Qu'a réellement construit Stone Techno ?

Le Stone Techno Festival est revenu du 10 au 12 juillet sur le site classé au patrimoine mondial de l'UNESCO de la Zeche Zollverein, à Essen, en Allemagne, toujours sous la curation du label allemand The Third Room. La marque de fabrique du festival a toujours été son décor : plus de 100 artistes répartis sur quatre scènes installées dans une ancienne mine de charbon, entre passerelles d'acier et tours de cokéfaction. Cette année, une cinquième scène s'est ajoutée.

Le Listening Floor prend place dans la Kokerei, l'ancienne cokerie du site, et se présente comme un amphithéâtre circulaire plutôt qu'une piste de danse : des rangées de sièges disposées autour d'un point central, un son pensé pour être écouté plutôt que ressenti sous les pieds, et son propre bar à vins à la place d'une buvette. Seize artistes s'y sont produits en exclusivité, une affiche qui ressemble davantage à la programmation d'un label ambient qu'à un plateau techno : la compositrice berlinoise Grand River, Kangding Ray, upsammy, Barker, Legowelt, Vladimir Ivkovic, Colin Benders, Nadia Struiwigh, Andrey Pushkarev, Ahmet Sisman, Emily Jeanne, Carrier, Tauceti, Tikiman & Richard Akingbehin, ainsi que Out of Place Artefacts, le projet commun de .VRIL et Rødhåd. Aucun d'entre eux n'est du genre à faire exploser une salle à 3 heures du matin.

Pourquoi bâtir une salle où rien ne tombe ?

Felix Fleer, qui assure la curation du festival pour The Third Room, est sans détour sur ce que le Listening Floor n'est pas. « C'est simplement de la musique vécue différemment », dit-il, insistant sur le fait que la scène ne sera « ni un à-côté, ni un simple coin chill ambient ». Sa référence, c'est MUTEK à Montréal, pas un lounge de festival : une programmation construite autour de la musique électronique qui n'a jamais à se justifier face à une grosse caisse.

« Il s'agit surtout de retirer certaines des contraintes fonctionnelles qu'on associe d'habitude à la musique électronique de danse », explique Fleer. « Je pense qu'un espace dédié à la musique électronique tout court, sans autre étiquette, est une démarche qui mérite d'exister. »

Sa lecture du timing est précise. Selon lui, la scène a passé le début de l'après-pandémie à courir après « l'intensité immédiate », des sets de prime time pensés pour l'impact maximal après des années de silence forcé, et cet appétit s'est depuis « largement assouvi ». Ce qu'il ressent aujourd'hui, dit-il, c'est « une ouverture croissante, une vraie soif de nuance et de profondeur dans la musique électronique ».
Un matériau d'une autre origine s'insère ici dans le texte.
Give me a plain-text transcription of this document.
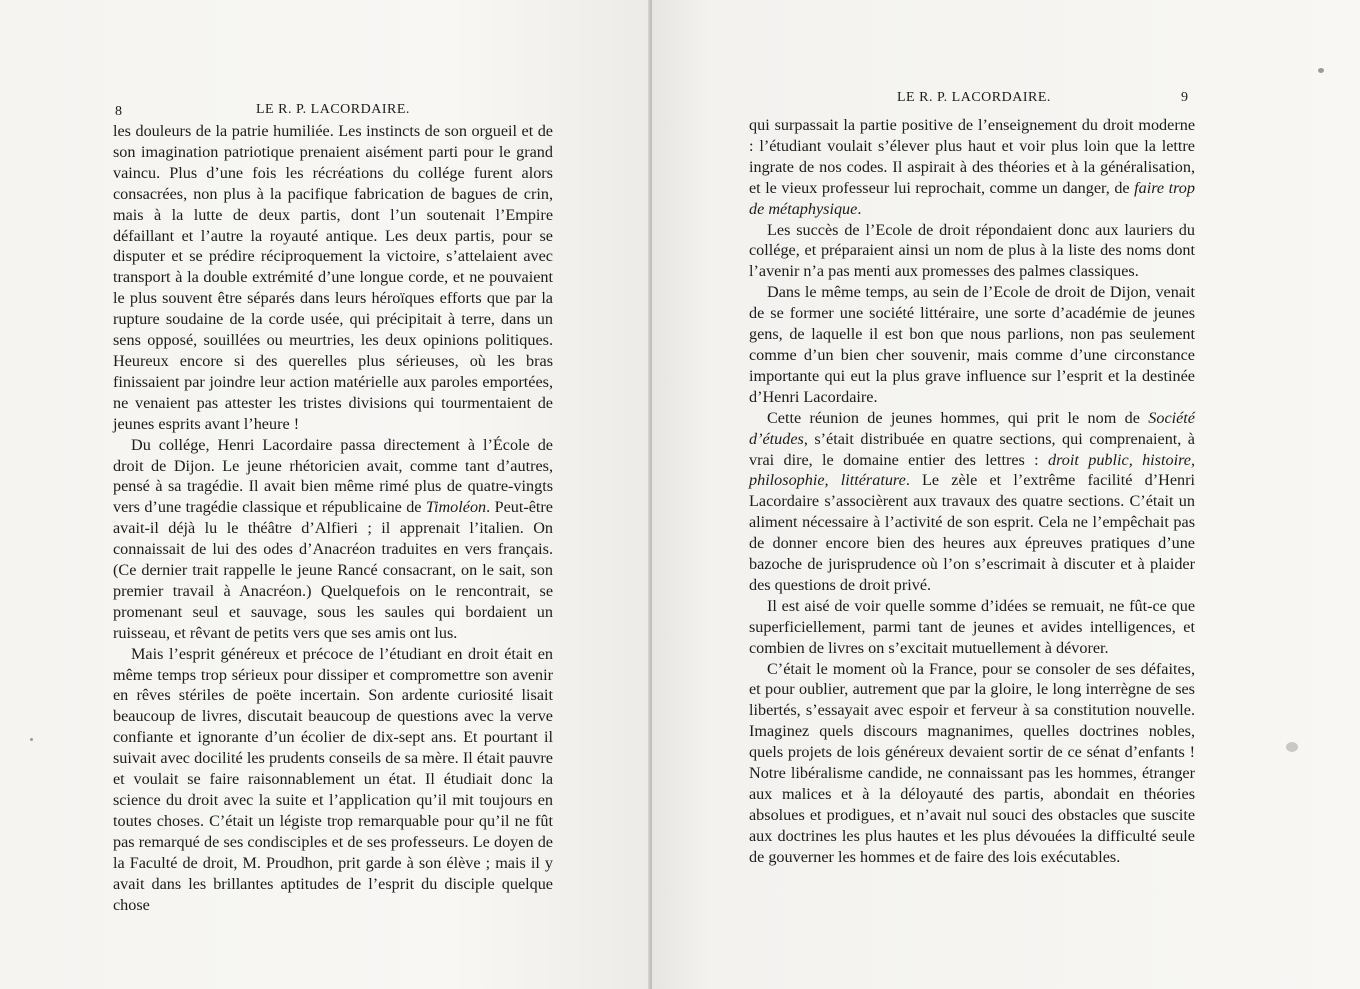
8	LE R. P. LACORDAIRE.

les douleurs de la patrie humiliée. Les instincts de son orgueil et de son imagination patriotique prenaient aisément parti pour le grand vaincu. Plus d’une fois les récréations du collége furent alors consacrées, non plus à la pacifique fabrication de bagues de crin, mais à la lutte de deux partis, dont l’un soutenait l’Empire défaillant et l’autre la royauté antique. Les deux partis, pour se disputer et se prédire réciproquement la victoire, s’attelaient avec transport à la double extrémité d’une longue corde, et ne pouvaient le plus souvent être séparés dans leurs héroïques efforts que par la rupture soudaine de la corde usée, qui précipitait à terre, dans un sens opposé, souillées ou meurtries, les deux opinions politiques. Heureux encore si des querelles plus sérieuses, où les bras finissaient par joindre leur action matérielle aux paroles emportées, ne venaient pas attester les tristes divisions qui tourmentaient de jeunes esprits avant l’heure !

Du collége, Henri Lacordaire passa directement à l’École de droit de Dijon. Le jeune rhétoricien avait, comme tant d’autres, pensé à sa tragédie. Il avait bien même rimé plus de quatre-vingts vers d’une tragédie classique et républicaine de Timoléon. Peut-être avait-il déjà lu le théâtre d’Alfieri ; il apprenait l’italien. On connaissait de lui des odes d’Anacréon traduites en vers français. (Ce dernier trait rappelle le jeune Rancé consacrant, on le sait, son premier travail à Anacréon.) Quelquefois on le rencontrait, se promenant seul et sauvage, sous les saules qui bordaient un ruisseau, et rêvant de petits vers que ses amis ont lus.

Mais l’esprit généreux et précoce de l’étudiant en droit était en même temps trop sérieux pour dissiper et compromettre son avenir en rêves stériles de poëte incertain. Son ardente curiosité lisait beaucoup de livres, discutait beaucoup de questions avec la verve confiante et ignorante d’un écolier de dix-sept ans. Et pourtant il suivait avec docilité les prudents conseils de sa mère. Il était pauvre et voulait se faire raisonnablement un état. Il étudiait donc la science du droit avec la suite et l’application qu’il mit toujours en toutes choses. C’était un légiste trop remarquable pour qu’il ne fût pas remarqué de ses condisciples et de ses professeurs. Le doyen de la Faculté de droit, M. Proudhon, prit garde à son élève ; mais il y avait dans les brillantes aptitudes de l’esprit du disciple quelque chose

LE R. P. LACORDAIRE.	9

qui surpassait la partie positive de l’enseignement du droit moderne : l’étudiant voulait s’élever plus haut et voir plus loin que la lettre ingrate de nos codes. Il aspirait à des théories et à la généralisation, et le vieux professeur lui reprochait, comme un danger, de faire trop de métaphysique.

Les succès de l’Ecole de droit répondaient donc aux lauriers du collége, et préparaient ainsi un nom de plus à la liste des noms dont l’avenir n’a pas menti aux promesses des palmes classiques.

Dans le même temps, au sein de l’Ecole de droit de Dijon, venait de se former une société littéraire, une sorte d’académie de jeunes gens, de laquelle il est bon que nous parlions, non pas seulement comme d’un bien cher souvenir, mais comme d’une circonstance importante qui eut la plus grave influence sur l’esprit et la destinée d’Henri Lacordaire.

Cette réunion de jeunes hommes, qui prit le nom de Société d’études, s’était distribuée en quatre sections, qui comprenaient, à vrai dire, le domaine entier des lettres : droit public, histoire, philosophie, littérature. Le zèle et l’extrême facilité d’Henri Lacordaire s’associèrent aux travaux des quatre sections. C’était un aliment nécessaire à l’activité de son esprit. Cela ne l’empêchait pas de donner encore bien des heures aux épreuves pratiques d’une bazoche de jurisprudence où l’on s’escrimait à discuter et à plaider des questions de droit privé.

Il est aisé de voir quelle somme d’idées se remuait, ne fût-ce que superficiellement, parmi tant de jeunes et avides intelligences, et combien de livres on s’excitait mutuellement à dévorer.

C’était le moment où la France, pour se consoler de ses défaites, et pour oublier, autrement que par la gloire, le long interrègne de ses libertés, s’essayait avec espoir et ferveur à sa constitution nouvelle. Imaginez quels discours magnanimes, quelles doctrines nobles, quels projets de lois généreux devaient sortir de ce sénat d’enfants ! Notre libéralisme candide, ne connaissant pas les hommes, étranger aux malices et à la déloyauté des partis, abondait en théories absolues et prodigues, et n’avait nul souci des obstacles que suscite aux doctrines les plus hautes et les plus dévouées la difficulté seule de gouverner les hommes et de faire des lois exécutables.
Évolution ou recherche de confort ?

Cette lecture peut se retourner. Le contrat social de la techno passe tout entier par le corps : la pulsation, la grosse caisse en quatre temps, la piste comme lieu où la musique se joue vraiment. Un amphithéâtre assis avec carte des vins, au sein d'un festival par ailleurs bâti sur des sets prime time entre 135 et 150 BPM, rompt réellement ce contrat, ce n'en est pas une variation. Vue avec bienveillance, c'est la culture techno qui fait enfin de la place aux marges ambient et expérimentales qui font partie de son ADN depuis toujours (le dub techno de Basic Channel, l'aile la plus cérébrale de Detroit) mais qui décrochaient rarement une grande scène sur un festival de cette taille. Vue avec méfiance, cela ressemble à des festivals qui constatent que leur public vieillit, qu'un bar à vins ne se vend pas comme une boisson énergisante, et que « l'écoute profonde » est un habillage confortable pour un public qui préfère s'asseoir.

Les deux lectures peuvent être vraies à la fois, et la curation de Stone Techno rend la première difficile à balayer : ce n'est pas une tente chill avec un DJ qui enchaîne des edits downtempo, ce sont Kangding Ray et Barker, des artistes dont le catalogue vit déjà en dehors de la piste. Reste à voir si d'autres festivals reprennent le format, ou le diluent en argument marketing.